'EIRA' is an artistic and research project centred around the threshing floor observed in the context of humanity's relationship with the soil, with agricultural practices and natural resources, as well as its role as the space for constructing the collective body.
The threshing floor - a place for threshing and drying grain and for communal work that was often free and on a reciprocal basis - despite having been central to Portuguese agricultural production and rural social organization for much of the 20th century, has essentially been omitted from academic studies of the productive, social and territorial past (as in the Survey on 'Popular Architecture in Portugal' published in 1961, which focused in this regard mainly on the formal issues of granaries and porches). This space, and the objects and instruments associated with it, are now documented and considered within a new system of connotations and cultural values that have been dragged back into contemporaneity.

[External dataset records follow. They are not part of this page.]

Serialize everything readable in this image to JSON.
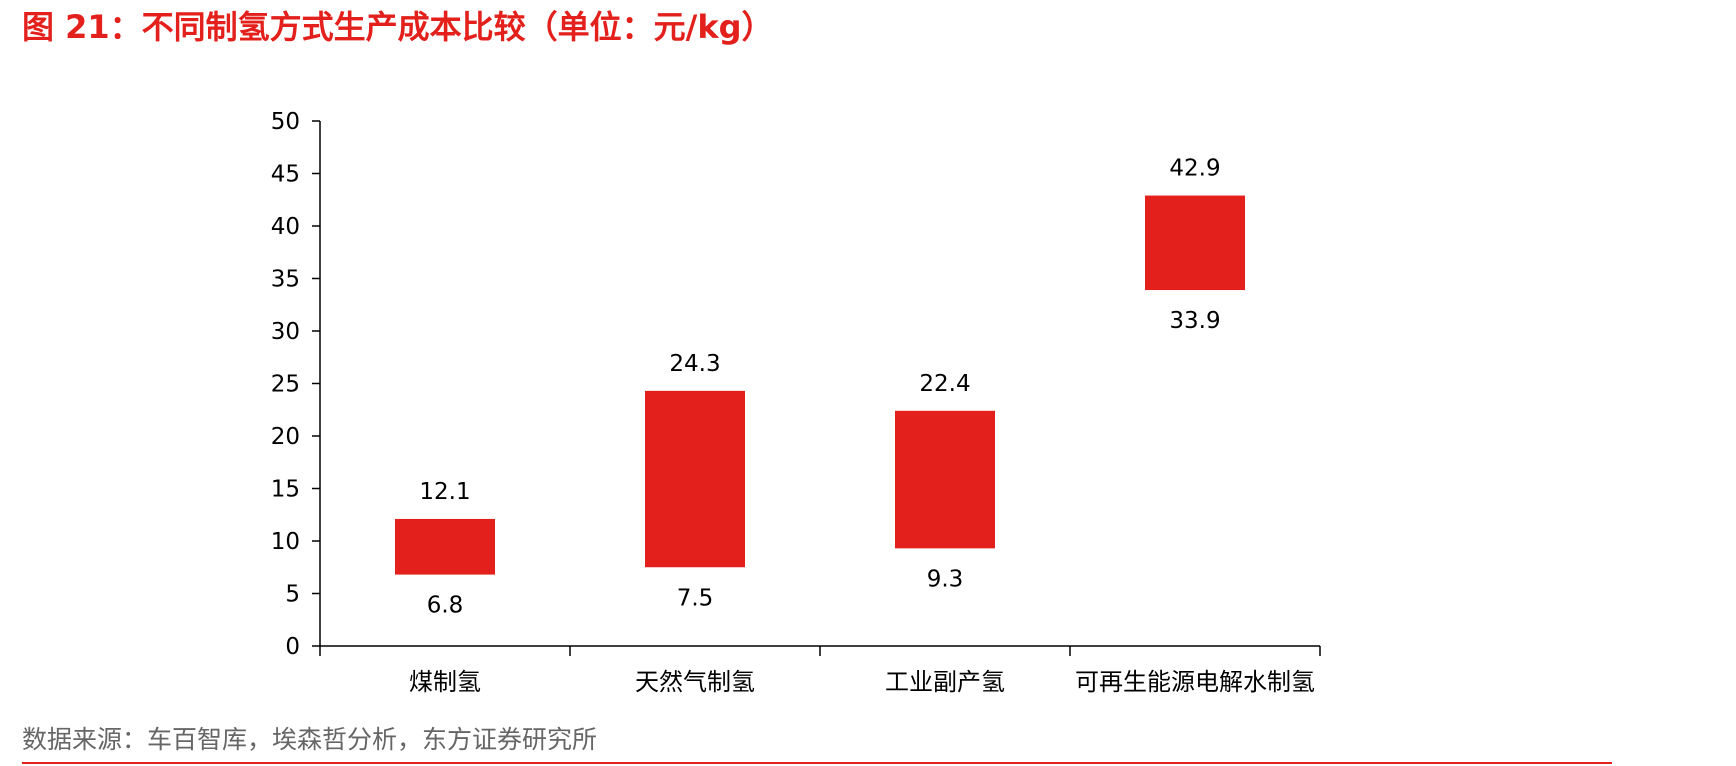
{
  "figure": {
    "title": "图 21：不同制氢方式生产成本比较（单位：元/kg）",
    "source": "数据来源：车百智库，埃森哲分析，东方证券研究所"
  },
  "colors": {
    "bar": "#e3201b",
    "accent": "#e3201b",
    "axis": "#000000",
    "text": "#000000",
    "source": "#666666"
  },
  "chart_data": {
    "type": "bar",
    "subtype": "floating-range",
    "categories": [
      "煤制氢",
      "天然气制氢",
      "工业副产氢",
      "可再生能源电解水制氢"
    ],
    "series": [
      {
        "low": [
          6.8,
          7.5,
          9.3,
          33.9
        ],
        "high": [
          12.1,
          24.3,
          22.4,
          42.9
        ]
      }
    ],
    "low_labels": [
      "6.8",
      "7.5",
      "9.3",
      "33.9"
    ],
    "high_labels": [
      "12.1",
      "24.3",
      "22.4",
      "42.9"
    ],
    "yticks": [
      0,
      5,
      10,
      15,
      20,
      25,
      30,
      35,
      40,
      45,
      50
    ],
    "ytick_labels": [
      "0",
      "5",
      "10",
      "15",
      "20",
      "25",
      "30",
      "35",
      "40",
      "45",
      "50"
    ],
    "ylim": [
      0,
      50
    ],
    "grid": false,
    "legend": "none"
  }
}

At a moment in history when international food production and distribution networks are facing a global crisis, the need arises to reflect on the return of food cultivation and commercialization to local contexts and networks - where systems from the past, such as this agricultural structure, can give us clues and possibilities for different food systems.
The project brings together photographs taken by the author, archive videos, and oral testimonies collected on site involving individual memories and collective activities and work carried out on the threshing floor.
A renewed regime of visuals and meanings is proposed centred around this space, rurality and its artefacts - questioning anthropological narratives of the past which essentially denote an instrumentalisation of ethnography focussed on rural popular culture for the promotion of a particular national identity.